2. Par une requête du 29 avril 2019, M. E a saisi le juge des référés du tribunal administratif de Lille aux fins de réalisation d'une expertise judiciaire. Par une ordonnance du 12 juin 2019, le juge des référés a ordonné une expertise médicale et désigné le docteur C, en qualité d'experte. Par une ordonnance du 25 juin 2019, le docteur A a été désigné en qualité de sapiteur. Le rapport d'expertise établi par le docteur C a été déposé au greffe du tribunal le 30 septembre 2019 et celui rédigé par le docteur A a été déposé au greffe du tribunal le 4 octobre 2019. Par un courrier du 3 juin 2020, M. E a adressé au centre hospitalier de Roubaix une demande indemnitaire préalable. Par un courrier du 10 août 2020, l'établissement de santé s'est opposé à cette demande. Par la présente requête, M. E demande au tribunal de condamner le centre hospitalier de Roubaix à lui verser une somme de 67 330 euros en réparation des préjudices qu'il estime avoir subis en raison de la faute commise par cet établissement de santé lors de sa prise en charge.

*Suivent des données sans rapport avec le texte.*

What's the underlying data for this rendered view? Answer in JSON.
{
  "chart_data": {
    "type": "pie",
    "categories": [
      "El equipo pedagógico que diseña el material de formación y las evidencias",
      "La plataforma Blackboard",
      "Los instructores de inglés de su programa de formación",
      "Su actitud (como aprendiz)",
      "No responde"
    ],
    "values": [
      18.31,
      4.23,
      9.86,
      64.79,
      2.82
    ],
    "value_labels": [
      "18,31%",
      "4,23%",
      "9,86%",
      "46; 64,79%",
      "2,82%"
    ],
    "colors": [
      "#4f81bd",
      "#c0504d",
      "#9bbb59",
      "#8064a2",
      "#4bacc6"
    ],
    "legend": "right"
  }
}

Sur la responsabilité du centre hospitalier de Roubaix :

En ce qui concerne la responsabilité pour faute :

3. Aux termes de l'article L. 1142-1 du code de la santé publique : " I. - Hors le cas où leur responsabilité est encourue en raison d'un défaut d'un produit de santé, les professionnels de santé mentionnés à la quatrième partie du présent code, ainsi que tout établissement, service ou organisme dans lesquels sont réalisés des actes individuels de prévention, de diagnostic ou de soins ne sont responsables des conséquences dommageables d'actes de prévention, de diagnostic ou de soins qu'en cas de faute. / Les établissements, services et organismes susmentionnés sont responsables des dommages résultant d'infections nosocomiales, sauf s'ils rapportent la preuve d'une cause étrangère. ". Les dispositions du premier alinéa de l'article L. 1110-5 du même code précisent que " () Les actes de prévention, de diagnostic et de soins ne doivent pas en l'état des connaissances médicales faire courir de risques disproportionnés par rapport aux bénéfices escomptés ".

4. Il résulte de l'instruction, en particulier du rapport d'expertise du docteur C et de celui du docteur A, qu'au cours de l'intervention chirurgicale du 18 décembre 2017, lors de l'introduction du premier trocart, il s'est produit une blessure de la veine cave inférieure. Selon le sapiteur, s'appuyant sur la littérature médicale, le geste et l'angle d'introduction du premier trocart, qui doit se faire en rotation tout en retenant le trocart pour qu'il ne s'enfonce pas trop, et être introduit dans une direction où il ne risque pas de blesser un organe vasculaire, n'a en l'espèce pas été maîtrisé. Dès lors, contrairement aux dires du centre hospitalier de Roubaix, qui ne conteste pas la plaie de la veine cave mais qui fait valoir qu'il s'agit d'un accident médical non fautif, le dommage subi par M. E est directement lié à un geste non conforme de mise en place du premier trocart. Dans ces conditions, le requérant est fondé à soutenir que la faute technique commise lors de sa cholécystectomie est de nature à engager la responsabilité du centre hospitalier de Roubaix.

5. Il résulte de ce qui précède que M. E est fondé à rechercher la responsabilité pour faute du centre hospitalier de Roubaix.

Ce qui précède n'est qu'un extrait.